As worldviews become increasingly dogmatic, they usually require more and more cognitive dissonance to stomach. For example, radical feminism has little to do with gender equality. Rather, it’s become a dogmatic cult that must maintain moral superiority over its opponents at all costs.
In the case of feminism, moral superiority and the corresponding casus belli used to ridicule and harass political opponents are gained through maintaining a narrative of victimization and oppression.
The Definition of Benevolent Sexism
This is most obvious with dogmatic feminist concepts like “benevolent sexism.” They attempt to paint themselves as victims even when the situation is the exact opposite: One where women receive privilege.
If they truly cared about gender equality, feminists would address stereotypes that provide privileges and disadvantages for both genders rather than trying to cover up their own privilege with methods that any objective party can see are totally convoluted and hypocritical.

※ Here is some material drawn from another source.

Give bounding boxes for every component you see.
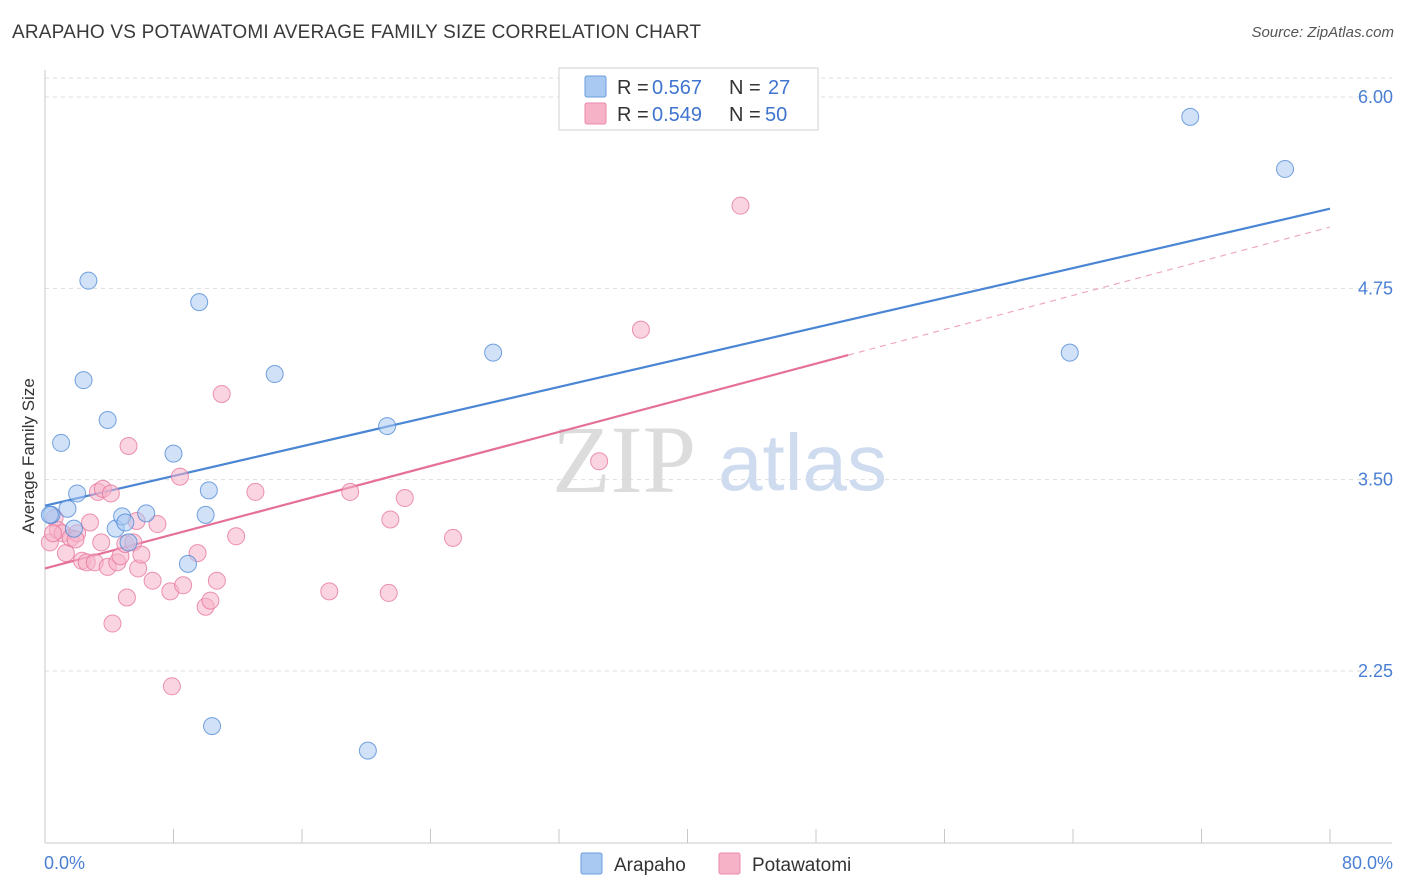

Benevolent sexism, sometimes called “ambivalent sexism” is sexism against men rebranded as sexism against women.
You’d think this would be impossible, but you underestimate the ability of feminist zealots to invent newspeak concepts to manipulate the truth. Basically, “benevolent sexism” refers to positive stereotypes and privileged positions for women.
A famous example is the women-are-wonderful effect. This is a phenomenon discovered by multiple studies and researchers where people readily assign positive moral attributes like “good” and “happy” to women and negative attributes like “bad” and “trouble” with men.
The fact that society sees women in a more positive moral light actually causes a lot of problems for men. It gets men 63% longer prison sentences for the same crime because judges are more likely to view men as hardened criminals, but women victims of circumstance. It also results in men winning custody of their children just 10% of the time because they’re automatically seen as less loving and nurturing.
Quite often, the exact opposite is true, meaning the custody decision is not only detrimental to the father but the children as well.
Nevertheless, feminist scholars and activists conveniently gloss over the major examples of discrimination against men caused by this gender stereotype. Instead, they call the women-are-wonderful effect an example of benevolent sexism against women.
The Third Law of Gender Stereotypes
The idea of benevolent sexism overlooks what I like to call “the third law of gender stereotypes.”
That is: For every stereotype there is an equal and opposite stereotype. In other words, a positive stereotype can’t exist for one demographic if a negative demographic doesn’t exist for another. If society views women as more empathetic, it must necessarily view men as less empathetic.
While it’s true that positive gender stereotypes can negatively affect that gender, like the women-are-wonderful effect boxing women into caretaking roles, this hardly seems like it should be the focus.
We could do the same thing with positive male stereotypes. For example, men are stereotyped as physically stronger and mentally tougher than women. This boxes men into doing physically laborious and dangerous jobs.
Yet you’ll never see a feminist decrying this as “benevolent sexism” against men. Instead, they focus on how the negative stereotype of the weaker woman has limited women’s career choices.
A Little Common Sense
This would be like white people claiming that the fact that judges and juries typically give them lesser sentences for the same crime, is actually a form of benevolent racism against whites because it boxes them into being expected to be more law-abiding.
You would logically see this as absurd, but claiming positive stereotypes for women are actually examples of discrimination against them is no different.
Let’s have a little common sense. Benevolent sexism is just a way to explain away female privilege and ignore sexism against men.
If feminists really cared about gender equality, they’d address examples of sexism against men for what they really are. Not only would this provide more opportunities for and help prevent discrimination against men, it would better serve feminists’ purported purposes too. They’d certainly look far less hypocritical.
Including Mens’ Issues Forms a United Front Against Sexism
By including men and addressing their problems, they would create a united front and also help eliminate the unpleasant side effects that “benevolent sexism” has caused women as well.
I have yet to see this happen. Instead, the feminist dogma and narrative of oppressive men and victimized women always wins out.
I do believe, however, that if we start speaking clearly and telling the truth, this dogma cannot survive. That’s why I’ll be the first to say that “benevolent sexism” does not exist, but sexism against men does.